Sinus, flu-like symptoms
Adults are similarly feeling the impact of COVID spreading.
“Over the past three weeks, there’s been a noticeable rise in COVID cases,” said Dr. Josh Ordway, a family medicine doctor at Premier Health’s Springboro Family Care.
Patients have been calling in after testing at home or they’ve been coming to visits with typical respiratory symptoms and testing positive for COVID, he said.
Symptoms patients are experiencing range from symptoms similar to a sinus infection up to severe flu-like symptoms, he said.
“I haven’t seen a lot of the hospitalizations and ventilator type of illnesses that we saw initially with COVID, thankfully,” Ordway said.
Severe cases are still happening, but most cases Ordway is seeing are either cold or flu-like symptom.
The rise in illnesses is expected since children and adolescents are returning to school.
“Once you have people who are congregating in enclosed spaces like classrooms, like family gatherings, it really increases the transmission rate,” Ordway said.
RSV vaccinations
Doctors are hoping more infants will get vaccinated against respiratory syncytial virus (RSV) this fall.
“We’re really hopeful that if the uptake is high, that our numbers of infants hospitalized with severe RSV will be lower than in previous years,” Klatte said.
Across the country last year in children younger than five years old, RSV accounted for the greatest number of hospitalizations of any of the respiratory viral illnesses, he said.
“More so than COVID. More so than influenza,” Klatte said.
The more infants and young children who receive the monoclonal antibody vaccination this year, the fewer serious cases doctors expect to see this fall and winter, he said.
“That will help ease potential winter time congestion for our hospital, as well as other hospitals throughout the area and the country,” Klatte said.
Last winter, Dayton Children’s saw very high numbers of RSV infections in infants and young children.
While the vaccine nirsevimab, trade name Beyfortus, was available last year after the U.S. Food and Drug Administration approved it, demand was high and supply was limited, Klatte said.
This year, doctors believe the supply of nirsevimab will be readily available in the fall, around October, he said.
Nirsevimab, a long-acting monoclonal antibody product, was 90% effective in preventing infants from being hospitalized due to RSV between October 2023 and February 2024, a report from the Centers for Disease Control and Prevention earlier this year says.
RSV is the leading cause of hospitalization among infants in the U.S., the CDC says.

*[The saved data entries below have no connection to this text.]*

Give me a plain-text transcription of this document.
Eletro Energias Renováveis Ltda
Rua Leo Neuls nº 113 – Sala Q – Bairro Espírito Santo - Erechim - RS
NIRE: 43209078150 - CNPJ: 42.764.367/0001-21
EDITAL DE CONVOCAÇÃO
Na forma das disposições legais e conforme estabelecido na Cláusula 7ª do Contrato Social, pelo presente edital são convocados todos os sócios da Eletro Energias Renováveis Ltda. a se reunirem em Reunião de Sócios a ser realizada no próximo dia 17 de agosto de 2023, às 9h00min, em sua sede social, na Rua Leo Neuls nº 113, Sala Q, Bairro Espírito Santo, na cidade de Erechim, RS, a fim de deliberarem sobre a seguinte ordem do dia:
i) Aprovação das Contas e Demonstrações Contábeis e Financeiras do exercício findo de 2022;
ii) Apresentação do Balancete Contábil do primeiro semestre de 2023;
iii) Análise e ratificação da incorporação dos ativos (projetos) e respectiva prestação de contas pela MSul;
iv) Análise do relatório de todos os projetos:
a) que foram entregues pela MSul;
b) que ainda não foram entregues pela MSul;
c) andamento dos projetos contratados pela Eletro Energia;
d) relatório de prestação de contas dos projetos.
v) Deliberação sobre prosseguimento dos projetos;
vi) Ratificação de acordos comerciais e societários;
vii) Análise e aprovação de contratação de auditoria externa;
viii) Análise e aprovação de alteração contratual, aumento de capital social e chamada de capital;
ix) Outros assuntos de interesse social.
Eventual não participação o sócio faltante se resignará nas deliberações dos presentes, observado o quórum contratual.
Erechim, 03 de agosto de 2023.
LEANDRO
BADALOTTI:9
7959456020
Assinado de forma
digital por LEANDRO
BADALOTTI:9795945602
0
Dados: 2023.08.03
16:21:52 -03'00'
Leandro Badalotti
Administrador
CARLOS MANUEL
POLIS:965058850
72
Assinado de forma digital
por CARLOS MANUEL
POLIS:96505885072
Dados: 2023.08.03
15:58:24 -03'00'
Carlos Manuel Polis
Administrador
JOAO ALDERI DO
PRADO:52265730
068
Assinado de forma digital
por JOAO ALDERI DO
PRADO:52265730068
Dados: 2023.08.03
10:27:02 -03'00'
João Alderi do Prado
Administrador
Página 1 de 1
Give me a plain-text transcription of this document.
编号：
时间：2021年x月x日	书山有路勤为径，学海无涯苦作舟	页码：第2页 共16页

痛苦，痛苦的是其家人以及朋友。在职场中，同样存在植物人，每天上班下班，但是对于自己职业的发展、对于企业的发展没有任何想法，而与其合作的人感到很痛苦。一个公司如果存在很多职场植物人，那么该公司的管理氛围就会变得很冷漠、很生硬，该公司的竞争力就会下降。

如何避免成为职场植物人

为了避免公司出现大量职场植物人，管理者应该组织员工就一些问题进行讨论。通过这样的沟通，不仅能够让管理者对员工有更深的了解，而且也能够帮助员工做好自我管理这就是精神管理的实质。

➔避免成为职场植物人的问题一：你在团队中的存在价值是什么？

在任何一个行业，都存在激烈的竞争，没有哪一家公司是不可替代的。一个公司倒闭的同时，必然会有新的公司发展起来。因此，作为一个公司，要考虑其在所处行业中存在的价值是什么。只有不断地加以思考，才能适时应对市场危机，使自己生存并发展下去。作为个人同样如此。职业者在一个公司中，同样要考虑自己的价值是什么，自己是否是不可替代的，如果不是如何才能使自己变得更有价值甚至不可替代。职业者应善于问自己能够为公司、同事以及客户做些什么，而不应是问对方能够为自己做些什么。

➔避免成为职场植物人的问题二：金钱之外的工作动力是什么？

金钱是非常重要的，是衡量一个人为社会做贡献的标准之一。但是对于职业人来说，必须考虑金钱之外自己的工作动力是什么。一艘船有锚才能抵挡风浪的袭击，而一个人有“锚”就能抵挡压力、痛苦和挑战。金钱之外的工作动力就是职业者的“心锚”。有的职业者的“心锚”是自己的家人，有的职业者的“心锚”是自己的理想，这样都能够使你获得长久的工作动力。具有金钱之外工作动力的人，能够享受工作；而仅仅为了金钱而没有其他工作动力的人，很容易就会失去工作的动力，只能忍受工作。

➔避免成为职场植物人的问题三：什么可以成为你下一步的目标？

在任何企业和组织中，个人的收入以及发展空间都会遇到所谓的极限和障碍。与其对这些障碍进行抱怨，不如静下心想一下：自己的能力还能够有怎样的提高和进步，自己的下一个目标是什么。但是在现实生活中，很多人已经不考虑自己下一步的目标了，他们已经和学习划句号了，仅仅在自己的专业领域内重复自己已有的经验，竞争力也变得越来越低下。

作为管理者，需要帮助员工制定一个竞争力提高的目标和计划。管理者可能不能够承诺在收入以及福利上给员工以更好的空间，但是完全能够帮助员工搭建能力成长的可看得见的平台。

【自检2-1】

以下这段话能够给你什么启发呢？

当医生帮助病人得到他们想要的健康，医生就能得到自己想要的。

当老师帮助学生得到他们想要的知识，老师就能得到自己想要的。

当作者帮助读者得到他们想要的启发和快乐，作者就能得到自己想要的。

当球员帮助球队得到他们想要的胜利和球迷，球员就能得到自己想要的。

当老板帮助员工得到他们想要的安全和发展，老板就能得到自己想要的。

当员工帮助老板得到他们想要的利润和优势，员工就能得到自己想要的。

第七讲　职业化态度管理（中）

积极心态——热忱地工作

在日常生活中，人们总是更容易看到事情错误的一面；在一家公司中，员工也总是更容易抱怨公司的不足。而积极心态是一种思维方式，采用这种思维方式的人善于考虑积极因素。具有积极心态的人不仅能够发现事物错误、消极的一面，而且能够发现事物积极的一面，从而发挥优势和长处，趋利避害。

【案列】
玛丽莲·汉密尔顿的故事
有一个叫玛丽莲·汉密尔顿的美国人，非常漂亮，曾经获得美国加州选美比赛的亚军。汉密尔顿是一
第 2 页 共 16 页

Between 58,000 and 80,000 children under 5 years of age, mostly infants, are hospitalized each year nationwide due to an RSV. An estimated 100 to 300 children younger than 5 years old die due to RSV each year, according to the CDC.
Dayton Children’s recommends children be vaccinated with their respective immunizations for respiratory illnesses, like COVID, the flu and RSV if applicable, by around Halloween.
Though vaccines will still be available after that point, getting shots by the end of October will help give their immune systems extra protection when winter illnesses take hold.
Adults are also recommended to get their annual flu and COVID shots later this fall. People 75 or older, or between 60-74 with certain chronic health conditions or living in a nursing home, can get one dose of the RSV vaccine to provide an extra layer of protection. There are three RSV vaccines licensed by the FDA for use in adults aged 60 and older in the U.S.
“Once the temperature starts to fall, our immunity actually drops as well, so that will be another rise in the cases of these kind of upper respiratory infections,” Ordway said.